The physician usually starts with an x-ray, CAT Scan or MRI of the chest and abdomen. Even if peritoneal mesothelioma is the chief concern, the doctor needs to rule out that the origin isn’t higher up. Plural mesothelioma is more common and will spread into the abdominal cavity if given the time to do so. If the results of these tests warrant, the doctor will look inside the abdomen with a peritoneoscope. The test with the peritoneoscope is done in the hospital with a local anesthetic. The scope is inserted through an opening made in the abdomen, and the mesothelium tissue is examined. If the tissue cells appear abnormal, a sample of the tissue will be collected for viewing under a microscope for malignancy.

Treatment

Many treatments are available and practiced for abdominal mesothelioma. The usual treatments of surgery, radiation and chemotherapy are at the top of the list. Most mesothelioma treatment plans include a combination of methods. Utilizing multiple treatment methods is termed the multimodality approach.

The actions taken with surgery depend on the disposition of the disease. A surgeon may remove part of the mesothelium lining in the abdomen, he or she may remove part of the diaphragm. In severe cases, a doctor might need to remove all or portions of organs.

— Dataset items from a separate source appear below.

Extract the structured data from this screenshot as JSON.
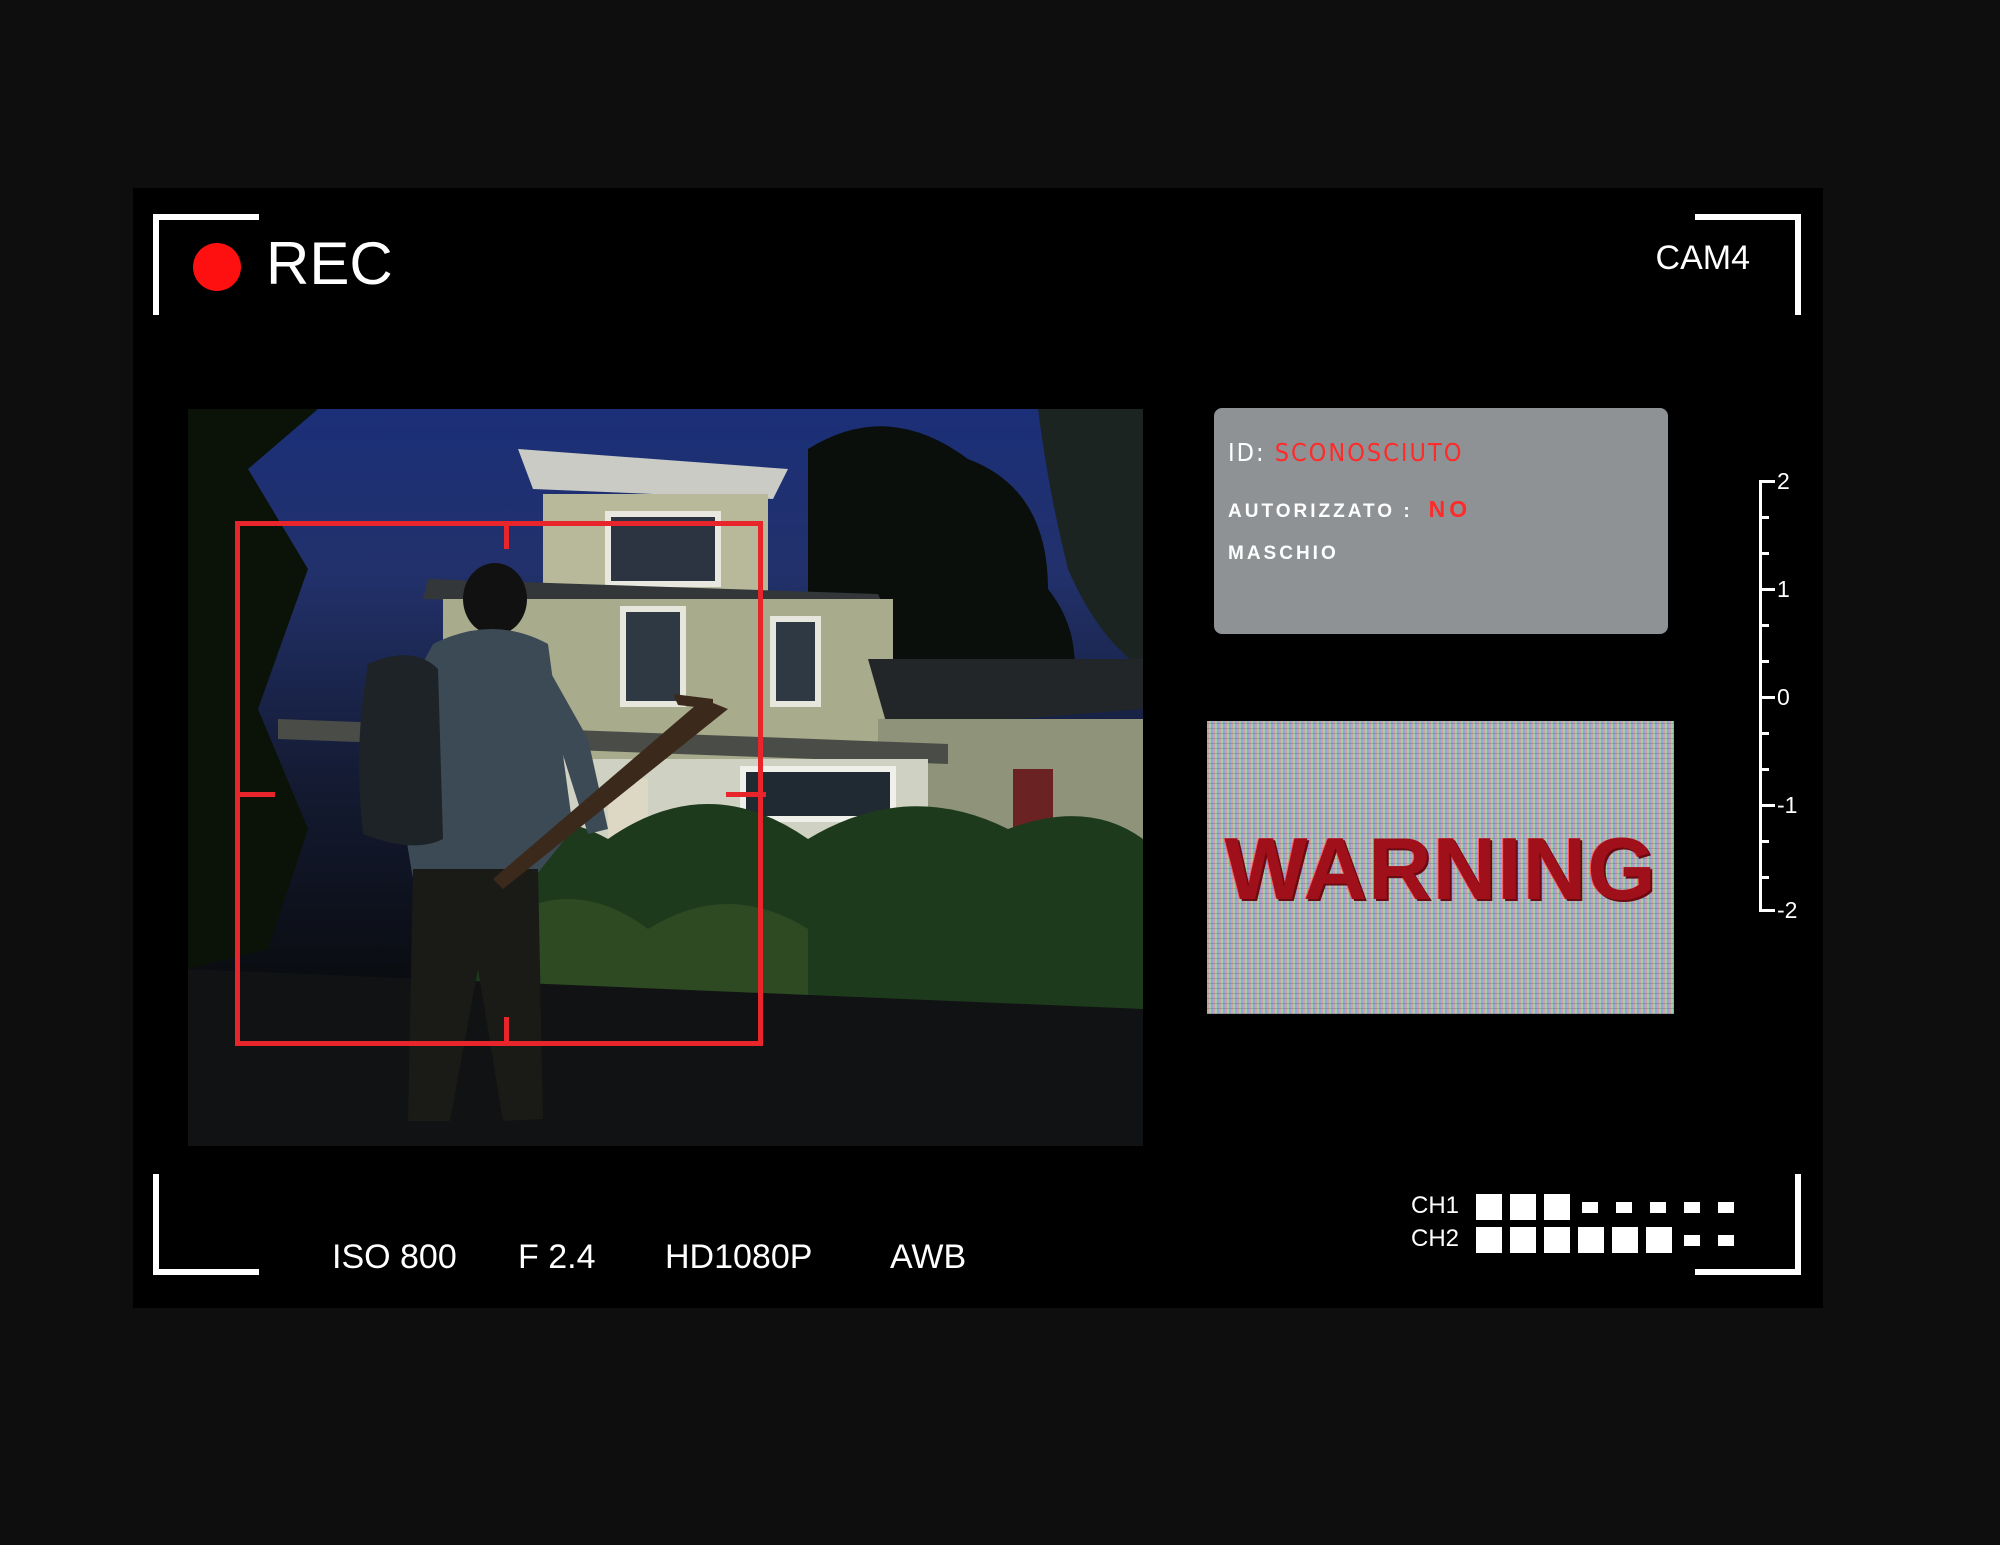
{
  "hud": {
    "rec_label": "REC",
    "camera_label": "CAM4",
    "rec_color": "#ff1010",
    "accent_color": "#e8252b"
  },
  "subject_card": {
    "id_label": "ID:",
    "id_value": "SCONOSCIUTO",
    "authorized_label": "AUTORIZZATO :",
    "authorized_value": "NO",
    "gender": "MASCHIO"
  },
  "warning": {
    "text": "WARNING"
  },
  "scale": {
    "labels": [
      "2",
      "1",
      "0",
      "-1",
      "-2"
    ]
  },
  "camera_settings": {
    "iso": "ISO 800",
    "aperture": "F 2.4",
    "resolution": "HD1080P",
    "white_balance": "AWB"
  },
  "channels": [
    {
      "label": "CH1",
      "level": 3,
      "max": 8
    },
    {
      "label": "CH2",
      "level": 6,
      "max": 8
    }
  ],
  "icons": [
    "record-dot-icon",
    "corner-bracket-icon"
  ]
}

Radiation treatment or chemotherapy are frequently coupled with surgery. Radiation treatment uses high-energy x-rays to burn cancer cells and reduce tumors. With chemotherapy, the patient is injected with chemicals to kill the cancer cells.

Other types of treatment are Intraoperative photodynamic therapy, which is a new form of treatment. A chemical is injected into the patient several days before surgery. The chemical makes cancer cells more sensitive to light. During surgery, a special light is shone into the abdominal cavity to destroy cancer cells.

Life expectancy

Studies in the United States show that men are more at risk of developing peritoneal mesothelioma, probably because more men work in the construction field. Women, however, have been found to be more vulnerable to the spreading of the disease once it is contracted. Because the disease is so aggressive, survival rates are poor. The chances of recovery depend on the size and range of the cancer and the stage of its development when treatment commences. This is why early detection is so crucial.